Chi-Square Goodness of Fit Test: Purpose, Hypotheses, and Assumptions

10. Categorical Association: Chi-Square Goodness of Fit Test

Chi-Square Goodness of Fit Test: Purpose, Hypotheses, and Assumptions

Chi-Square Test for Goodness of Fit: Purpose and Hypotheses

The Chi-Square Goodness of Fit Test uses the sample data of a categorical variable to test hypotheses about the proportions of a population distribution.

Specifically, the test determines how well the observed sample proportions fit the population proportions predicted by the null hypothesis.

The null hypothesis of a Goodness of Fit Test makes a prediction about the proportion (or percentage) of the population in each of the measurement categories. Although it is possible to choose any hypothesized proportions for the null hypothesis, the null hypothesis generally falls into one of two categories:

No preference

A null hypothesis of no preference is used to determine whether there are any preferences among the measurement categories, or whether the proportions differ from one category to the next.

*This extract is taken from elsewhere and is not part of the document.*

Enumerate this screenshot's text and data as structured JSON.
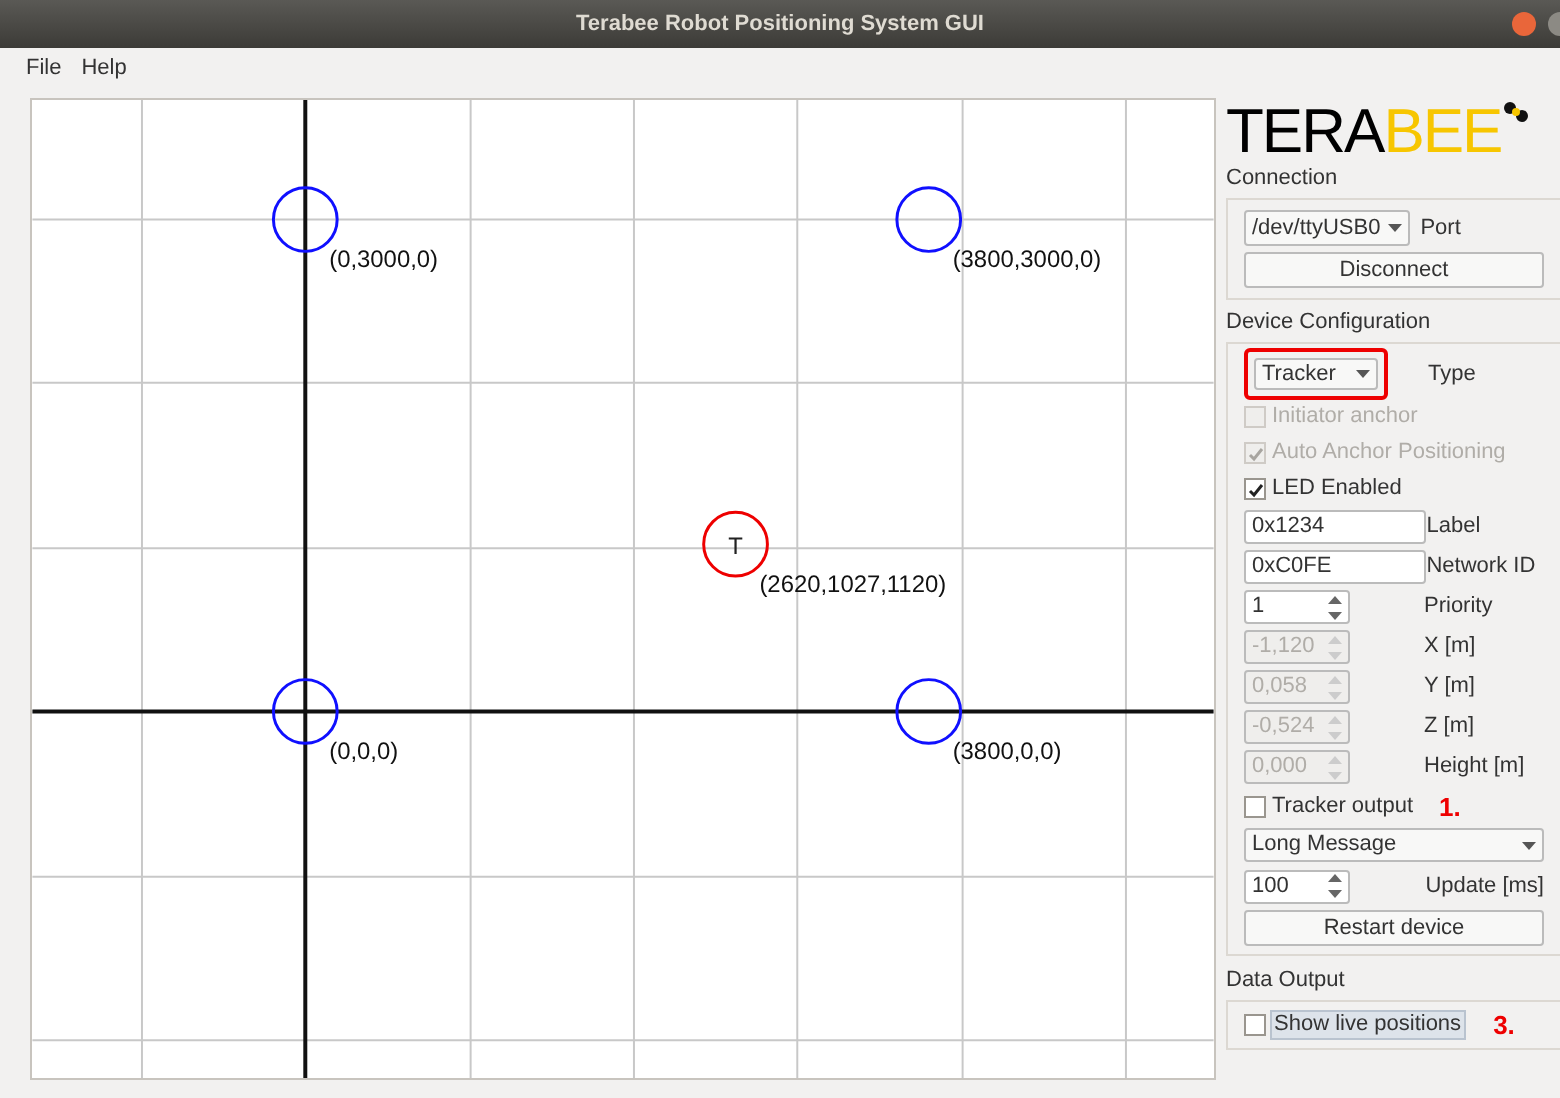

In these cases, $H_0$ predicts that the population is divided equally across all categories.
$\phantom{0}$

For example, a null hypothesis stating that there is no preference among $4$ of the most popular ice cream flavors would predict the following population distribution:

	Chocolate	Vanilla	Strawberry	Banana
$H_0:$	$1/4$	$1/4$	$1/4$	$1/4$

$\phantom{0}$

No difference from a known population

Alternatively, we might want to determine whether the unknown proportions for one population significantly differ from the proportions for another population of which the distribution is already known.

A null hypothesis of no difference predicts that the proportions for the unknown population are identical to the proportions for the known population.
$\phantom{0}$

For example, suppose it is known that $22\%$ of students at the University of Amsterdam prefer morning classes, $65\%$ of students prefer to have their classes in the afternoon, and the remaining $13\%$ prefer evening classes. A professor at the Erasmus University in Rotterdam wonders whether these same proportions hold for her own students.

Here, the null hypothesis would state that the distribution of students at the Erasmus University is identical to the distribution of students at the University of Amsterdam:

	Preference for morning classes	Preference for afternoon classes	Preference for evening classes
$H_0:$	$.22$	$.65$	$.13$

Since the null hypothesis $H_0$ of a Goodness of Fit test makes an exact prediction about the distribution for the population, the alternative hypothesis $H_a$ simply predicts that the population has a different distribution from the one predicted by the null hypothesis.

Assumptions of the Chi-Square Goodness of Fit Test

The following assumptions are required to hold in order for a Chi-Square Goodness of Fit Test to produce valid results:

The variable being studied is categorical (qualitative) in nature.
The measurement categories are mutually exclusive, which means that each observation can be classified into one and only one category.
Random sampling is used to draw the sample.
All categories should have an expected frequency of at least $1$ .
The majority of categories $(\geq 80\%)$ should have an expected frequency of at least $5$ .

If either assumption $4$ or $5$ is not satisfied, you must combine some categories.